Attach a full press release and, if you can, include a link to imagery to drive home what your release covers and make it more exciting. (If you’ve never written a press release, you will want to research that or hire a copywriter. They’re typically affordable and adept at working quickly to their clients’ individual specifications.) And it never hurts to let them know you’d be happy to send them samples of your beer even if your news isn’t specifically about your beer. You’re a brewery and people tend to like beer. Use that to your advantage.
I can’t stress this next point enough. If your pitch is picked up by a media outlet—especially a TV station—be available! We’re all busy, but you requested this opportunity and now you’ve got it. A media outlet is going to give you a no-cost marketing opportunity that will reach thousands. If you need to get up at 4 a.m. for a morning-news segment, go to bed early and set an alarm. If the coverage doesn’t sync with your standard brew schedule, delegate, come in early or stay late. If you already have a meeting scheduled, let the other party know you’re going to be on the news and need to reschedule. They’ll understand, and if they don’t, they probably aren’t someone you want to be working with.
Come through for a reporter and they’ll often remember that and come back to you time and time again when they need something or when you pitch them. Make things difficult, grouse about, or act like your time is more valuable than theirs and they’ll remember that too. Worse yet, they’ll go to another local brewery, maybe even your closest competition. Put your best foot forward, get your message out to the public, and with any luck you’ll get to do it all over again the next time you have something to share about your brewery.
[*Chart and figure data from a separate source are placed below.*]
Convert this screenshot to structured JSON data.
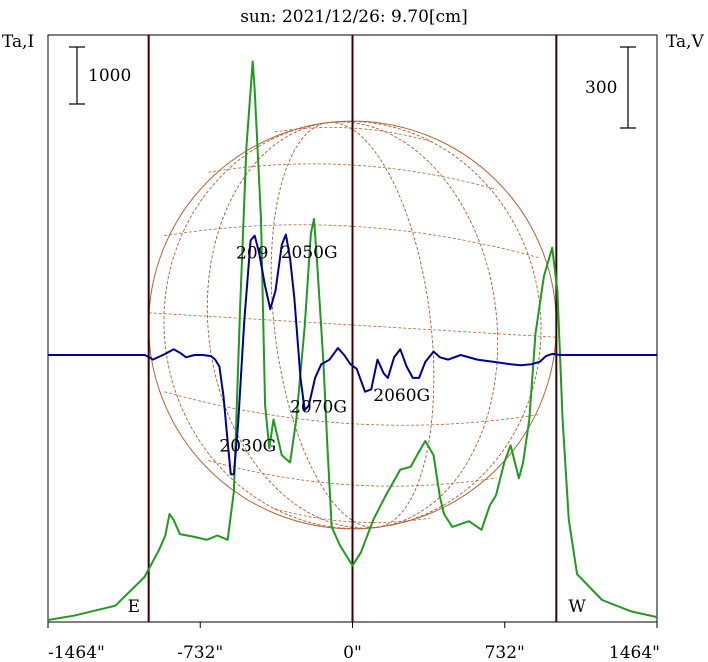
{
  "title": "sun: 2021/12/26: 9.70[cm]",
  "colors": {
    "title": "#000080",
    "limb_lines": "#3a0000",
    "disk_grid": "#b5653a",
    "intensity": "#1e9a1e",
    "polarization": "#000090",
    "axis": "#000000"
  },
  "chart_data": {
    "type": "line",
    "title": "sun: 2021/12/26: 9.70[cm]",
    "xlabel": "",
    "ylabel_left": "Ta,I",
    "ylabel_right": "Ta,V",
    "xlim": [
      -1464,
      1464
    ],
    "x_ticks": [
      -1464,
      -732,
      0,
      732,
      1464
    ],
    "x_tick_labels": [
      "-1464\"",
      "-732\"",
      "0\"",
      "732\"",
      "1464\""
    ],
    "limb_positions": [
      -980,
      0,
      980
    ],
    "limb_labels": [
      "E",
      "W"
    ],
    "scale_bar_I": "1000",
    "scale_bar_V": "300",
    "grid": false,
    "series": [
      {
        "key": "I",
        "points": [
          [
            -1464,
            0
          ],
          [
            -1340,
            30
          ],
          [
            -1140,
            100
          ],
          [
            -1000,
            300
          ],
          [
            -930,
            490
          ],
          [
            -900,
            590
          ],
          [
            -880,
            740
          ],
          [
            -860,
            700
          ],
          [
            -830,
            600
          ],
          [
            -760,
            580
          ],
          [
            -700,
            560
          ],
          [
            -650,
            590
          ],
          [
            -600,
            560
          ],
          [
            -570,
            900
          ],
          [
            -540,
            2200
          ],
          [
            -510,
            3300
          ],
          [
            -480,
            3900
          ],
          [
            -470,
            3700
          ],
          [
            -440,
            2800
          ],
          [
            -420,
            1500
          ],
          [
            -400,
            1200
          ],
          [
            -380,
            1400
          ],
          [
            -340,
            1150
          ],
          [
            -300,
            1100
          ],
          [
            -270,
            1400
          ],
          [
            -230,
            2050
          ],
          [
            -200,
            2700
          ],
          [
            -185,
            2800
          ],
          [
            -170,
            2500
          ],
          [
            -140,
            1800
          ],
          [
            -120,
            1200
          ],
          [
            -100,
            650
          ],
          [
            -60,
            520
          ],
          [
            0,
            380
          ],
          [
            40,
            470
          ],
          [
            100,
            700
          ],
          [
            160,
            870
          ],
          [
            230,
            1050
          ],
          [
            280,
            1070
          ],
          [
            310,
            1150
          ],
          [
            350,
            1250
          ],
          [
            390,
            1150
          ],
          [
            420,
            860
          ],
          [
            440,
            740
          ],
          [
            480,
            650
          ],
          [
            560,
            690
          ],
          [
            620,
            630
          ],
          [
            660,
            800
          ],
          [
            690,
            870
          ],
          [
            730,
            1100
          ],
          [
            760,
            1220
          ],
          [
            800,
            990
          ],
          [
            820,
            1100
          ],
          [
            850,
            1400
          ],
          [
            880,
            2000
          ],
          [
            920,
            2400
          ],
          [
            960,
            2600
          ],
          [
            985,
            2300
          ],
          [
            1010,
            1400
          ],
          [
            1040,
            700
          ],
          [
            1080,
            320
          ],
          [
            1200,
            140
          ],
          [
            1340,
            60
          ],
          [
            1464,
            20
          ]
        ]
      },
      {
        "key": "V",
        "points": [
          [
            -1464,
            0
          ],
          [
            -1100,
            0
          ],
          [
            -1000,
            0
          ],
          [
            -980,
            -8
          ],
          [
            -960,
            -20
          ],
          [
            -900,
            5
          ],
          [
            -860,
            25
          ],
          [
            -830,
            10
          ],
          [
            -800,
            -10
          ],
          [
            -760,
            0
          ],
          [
            -720,
            0
          ],
          [
            -680,
            -5
          ],
          [
            -660,
            -20
          ],
          [
            -640,
            -50
          ],
          [
            -620,
            -180
          ],
          [
            -600,
            -380
          ],
          [
            -585,
            -520
          ],
          [
            -570,
            -520
          ],
          [
            -550,
            -300
          ],
          [
            -520,
            150
          ],
          [
            -490,
            500
          ],
          [
            -470,
            520
          ],
          [
            -450,
            450
          ],
          [
            -420,
            300
          ],
          [
            -395,
            200
          ],
          [
            -370,
            280
          ],
          [
            -340,
            480
          ],
          [
            -320,
            525
          ],
          [
            -300,
            420
          ],
          [
            -280,
            250
          ],
          [
            -250,
            -100
          ],
          [
            -230,
            -240
          ],
          [
            -210,
            -220
          ],
          [
            -180,
            -100
          ],
          [
            -150,
            -40
          ],
          [
            -110,
            -20
          ],
          [
            -70,
            30
          ],
          [
            -40,
            0
          ],
          [
            -10,
            -40
          ],
          [
            20,
            -60
          ],
          [
            60,
            -160
          ],
          [
            90,
            -150
          ],
          [
            120,
            -20
          ],
          [
            150,
            -80
          ],
          [
            170,
            -100
          ],
          [
            200,
            -10
          ],
          [
            230,
            25
          ],
          [
            260,
            -50
          ],
          [
            290,
            -100
          ],
          [
            320,
            -100
          ],
          [
            350,
            -30
          ],
          [
            390,
            15
          ],
          [
            420,
            -10
          ],
          [
            460,
            -20
          ],
          [
            520,
            0
          ],
          [
            600,
            -20
          ],
          [
            680,
            -30
          ],
          [
            760,
            -40
          ],
          [
            810,
            -45
          ],
          [
            860,
            -40
          ],
          [
            900,
            -30
          ],
          [
            930,
            -5
          ],
          [
            960,
            5
          ],
          [
            1000,
            0
          ],
          [
            1100,
            0
          ],
          [
            1464,
            0
          ]
        ]
      }
    ]
  },
  "labels": [
    {
      "text": "209",
      "x": -560,
      "y_v": 420
    },
    {
      "text": "2050G",
      "x": -345,
      "y_v": 422
    },
    {
      "text": "2070G",
      "x": -300,
      "y_v": -250
    },
    {
      "text": "2060G",
      "x": 100,
      "y_v": -200
    },
    {
      "text": "2030G",
      "x": -640,
      "y_v": -420
    }
  ]
}
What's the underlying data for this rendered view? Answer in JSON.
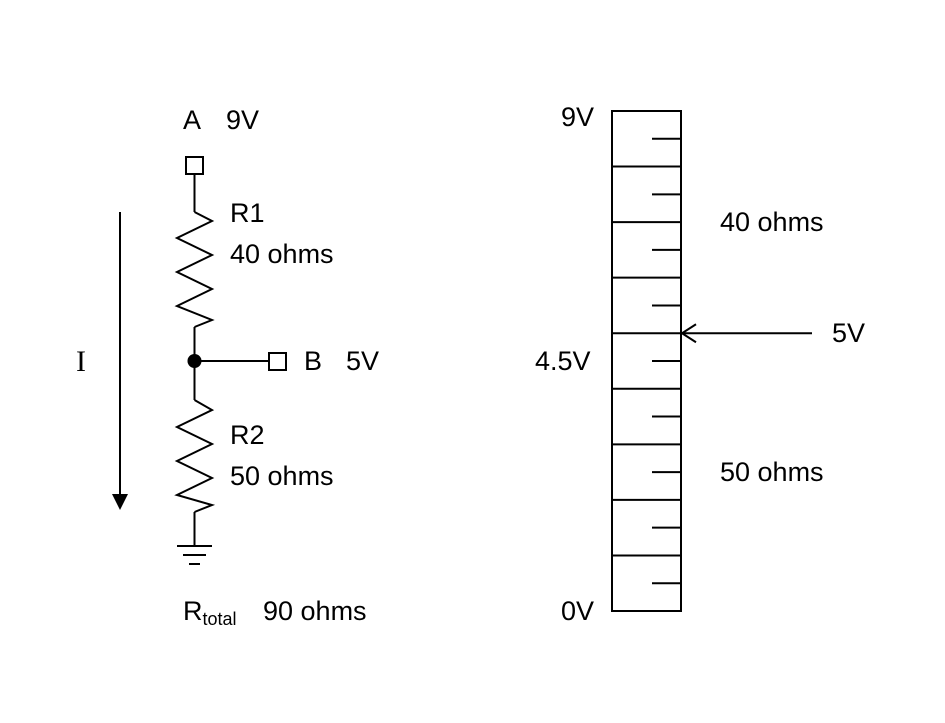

And don’t forget trade publications like The New Brewer and national beverage media outlets. Consider the content they produce and, when appropriate, reach out to them. Bottom line, journalists and outlets are always in the market for engaging content. If you have it, share it. But make sure you actually have good content. Don’t pelt outlets with emails and press releases about everything that happens at your brewery, regardless of whether it’s a fit. Only send what makes sense and has a legitimate shot or you will quickly find yourself in the dreaded spam folder or blocked altogether. Be respectful of the media’s time. That common courtesy goes a long way.
Hitting a Triple
Here’s a brief wrap-up of three low-cost, effective platforms to promote your brewery.
- A brewing company’s website is a static repository for basic, necessary information needed to motivate new customers.
- Social media is a vehicle for sharing anything and everything, particularly timely items, to maintain existing customers’ engagement and continued patronage while providing them the means to help share and evangelize on your behalf.
- The media is a tool to help amplify your message when you have news that matches their established format and typical content. Examples of newsworthy content include brewery openings, expansion, large-scale events, fundraisers, and collaborations.
Marketing is a vast subject that can’t be tackled in a single article, but hopefully some of what we’ve covered here can help you to maximize your efforts online and with media professionals regardless of workforce or budgetary constraints.